The EEG (electroencephalogram), which measures brain electrical activity, is made of intense slow waves (their frequency fluctuates between 0.75 and 4Hz). We can therefore estimate the depth or the quality of one's sleep by measuring slow wave density, the presence of stage N1, the number of awakenings…

Slow Wave sleep is associated to a diminished physiological activity but is actively regulated by our brain. Broadly speaking, it has a homeostatic function : it plays a role in body and cognitive processes restoration. It cleans out the brain, helps decreasing stress effect and increasing essential hormones secretion, like growth hormone. Studies showed people deprived of Slow Wave Sleep are more lethargic, experience muscle aches and are more prone to be insulin resistance (pre-diabetic state).
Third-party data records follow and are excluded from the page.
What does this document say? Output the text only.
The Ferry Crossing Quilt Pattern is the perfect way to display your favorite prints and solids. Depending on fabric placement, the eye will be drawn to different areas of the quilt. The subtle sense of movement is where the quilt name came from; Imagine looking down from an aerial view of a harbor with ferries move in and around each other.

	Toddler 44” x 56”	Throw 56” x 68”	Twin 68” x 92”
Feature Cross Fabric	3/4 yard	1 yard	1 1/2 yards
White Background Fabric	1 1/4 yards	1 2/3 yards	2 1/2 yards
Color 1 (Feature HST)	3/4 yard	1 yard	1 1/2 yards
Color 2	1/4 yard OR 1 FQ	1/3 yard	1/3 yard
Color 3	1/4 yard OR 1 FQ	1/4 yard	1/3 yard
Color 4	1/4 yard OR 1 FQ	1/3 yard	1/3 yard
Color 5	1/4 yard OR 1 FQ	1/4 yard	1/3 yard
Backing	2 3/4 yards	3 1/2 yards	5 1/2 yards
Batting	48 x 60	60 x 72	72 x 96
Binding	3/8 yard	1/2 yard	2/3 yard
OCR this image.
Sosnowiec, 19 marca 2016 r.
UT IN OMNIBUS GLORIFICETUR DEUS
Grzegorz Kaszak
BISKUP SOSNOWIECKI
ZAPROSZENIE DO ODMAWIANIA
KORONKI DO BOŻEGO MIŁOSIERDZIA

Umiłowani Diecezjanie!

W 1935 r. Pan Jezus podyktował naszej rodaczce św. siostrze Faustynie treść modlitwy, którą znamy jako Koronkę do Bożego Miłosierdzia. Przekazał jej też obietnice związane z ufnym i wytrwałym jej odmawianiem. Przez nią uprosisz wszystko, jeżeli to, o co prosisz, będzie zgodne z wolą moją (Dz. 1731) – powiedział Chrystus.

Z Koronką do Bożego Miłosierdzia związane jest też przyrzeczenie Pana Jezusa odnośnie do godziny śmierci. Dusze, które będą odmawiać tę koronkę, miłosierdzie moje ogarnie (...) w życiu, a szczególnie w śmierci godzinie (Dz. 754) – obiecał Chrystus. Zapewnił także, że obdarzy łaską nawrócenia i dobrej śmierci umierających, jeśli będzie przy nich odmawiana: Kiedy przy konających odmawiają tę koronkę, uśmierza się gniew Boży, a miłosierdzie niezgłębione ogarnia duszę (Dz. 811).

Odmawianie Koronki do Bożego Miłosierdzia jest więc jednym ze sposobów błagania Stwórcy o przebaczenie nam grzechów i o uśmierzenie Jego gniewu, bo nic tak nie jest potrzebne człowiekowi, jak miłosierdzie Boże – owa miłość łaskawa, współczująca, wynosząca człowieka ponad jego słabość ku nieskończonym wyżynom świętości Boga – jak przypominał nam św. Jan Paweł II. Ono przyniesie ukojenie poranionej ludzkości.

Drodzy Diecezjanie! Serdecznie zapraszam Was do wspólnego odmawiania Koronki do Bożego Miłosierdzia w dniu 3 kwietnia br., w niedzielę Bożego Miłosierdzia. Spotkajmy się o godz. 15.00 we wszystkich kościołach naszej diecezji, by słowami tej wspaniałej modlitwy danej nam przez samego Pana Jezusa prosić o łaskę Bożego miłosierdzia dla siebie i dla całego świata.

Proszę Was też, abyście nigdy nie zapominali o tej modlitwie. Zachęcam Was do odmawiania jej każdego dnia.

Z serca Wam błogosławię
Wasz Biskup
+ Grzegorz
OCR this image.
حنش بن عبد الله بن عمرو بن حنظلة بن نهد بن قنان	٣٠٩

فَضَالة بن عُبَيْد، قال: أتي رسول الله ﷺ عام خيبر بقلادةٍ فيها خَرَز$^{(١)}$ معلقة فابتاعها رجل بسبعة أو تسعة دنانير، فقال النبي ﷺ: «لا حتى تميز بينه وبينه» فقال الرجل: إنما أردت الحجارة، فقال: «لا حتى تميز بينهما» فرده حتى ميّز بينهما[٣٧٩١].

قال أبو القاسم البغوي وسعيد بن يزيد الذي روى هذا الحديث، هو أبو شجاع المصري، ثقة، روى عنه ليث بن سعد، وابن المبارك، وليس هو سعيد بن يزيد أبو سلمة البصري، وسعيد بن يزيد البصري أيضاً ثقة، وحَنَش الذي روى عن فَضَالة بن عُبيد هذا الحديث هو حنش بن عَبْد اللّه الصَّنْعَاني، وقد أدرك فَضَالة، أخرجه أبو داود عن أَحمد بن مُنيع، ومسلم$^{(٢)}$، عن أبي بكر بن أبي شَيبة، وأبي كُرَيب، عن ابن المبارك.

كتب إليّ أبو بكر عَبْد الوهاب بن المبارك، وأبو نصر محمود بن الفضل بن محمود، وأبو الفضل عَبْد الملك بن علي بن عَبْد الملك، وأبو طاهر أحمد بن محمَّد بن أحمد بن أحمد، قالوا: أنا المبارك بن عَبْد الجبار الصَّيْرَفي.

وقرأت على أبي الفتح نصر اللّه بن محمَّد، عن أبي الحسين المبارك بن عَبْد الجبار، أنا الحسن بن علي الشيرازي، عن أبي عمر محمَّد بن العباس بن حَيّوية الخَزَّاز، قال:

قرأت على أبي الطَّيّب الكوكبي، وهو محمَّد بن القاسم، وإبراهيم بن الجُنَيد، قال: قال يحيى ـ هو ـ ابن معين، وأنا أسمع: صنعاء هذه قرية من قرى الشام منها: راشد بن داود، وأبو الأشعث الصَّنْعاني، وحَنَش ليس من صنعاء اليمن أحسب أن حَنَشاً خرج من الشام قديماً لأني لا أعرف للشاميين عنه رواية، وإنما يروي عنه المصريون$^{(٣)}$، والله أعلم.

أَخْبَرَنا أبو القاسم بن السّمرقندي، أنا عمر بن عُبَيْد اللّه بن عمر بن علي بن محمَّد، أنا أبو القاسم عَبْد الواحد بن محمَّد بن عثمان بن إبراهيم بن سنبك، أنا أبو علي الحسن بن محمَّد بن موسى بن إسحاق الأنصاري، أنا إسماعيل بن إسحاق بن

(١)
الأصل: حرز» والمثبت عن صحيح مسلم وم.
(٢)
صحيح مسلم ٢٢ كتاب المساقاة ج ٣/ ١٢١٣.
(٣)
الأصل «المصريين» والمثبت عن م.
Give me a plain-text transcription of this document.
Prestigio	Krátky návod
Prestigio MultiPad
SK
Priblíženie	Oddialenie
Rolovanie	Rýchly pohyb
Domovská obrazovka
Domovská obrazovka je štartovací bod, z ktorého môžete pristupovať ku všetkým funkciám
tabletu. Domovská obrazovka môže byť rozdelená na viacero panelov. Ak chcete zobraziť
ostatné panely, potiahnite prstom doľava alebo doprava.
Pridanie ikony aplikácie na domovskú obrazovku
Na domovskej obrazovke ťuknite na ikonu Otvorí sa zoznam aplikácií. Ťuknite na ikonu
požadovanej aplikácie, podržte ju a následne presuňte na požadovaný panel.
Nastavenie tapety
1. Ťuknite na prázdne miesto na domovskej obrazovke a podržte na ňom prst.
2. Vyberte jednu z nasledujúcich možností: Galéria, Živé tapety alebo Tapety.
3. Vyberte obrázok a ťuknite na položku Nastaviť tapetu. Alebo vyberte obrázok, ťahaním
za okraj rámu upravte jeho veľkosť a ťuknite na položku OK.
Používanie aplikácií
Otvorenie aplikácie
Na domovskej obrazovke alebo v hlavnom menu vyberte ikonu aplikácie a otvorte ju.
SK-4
It is significantly harder to wake up during Slow Wave Sleep than in any other sleep stage.

Evolution of deep sleep with age

The quantity and the intensity of Slow Wave Sleep (SWS) vary from one sleep cycle to another and even from one night to another. We often talk about SWS pressure, because the more you are sleep deprived, the more easily, rapidly and intensely you will fall in deep sleep. In such cases, RMES quantity decreases to extend SWS. Moreover, SWS varies a lot during your life. Although newborns spend tremendous amount of time in deep sleep, it decreases and can even disappear for some individuals as we get older.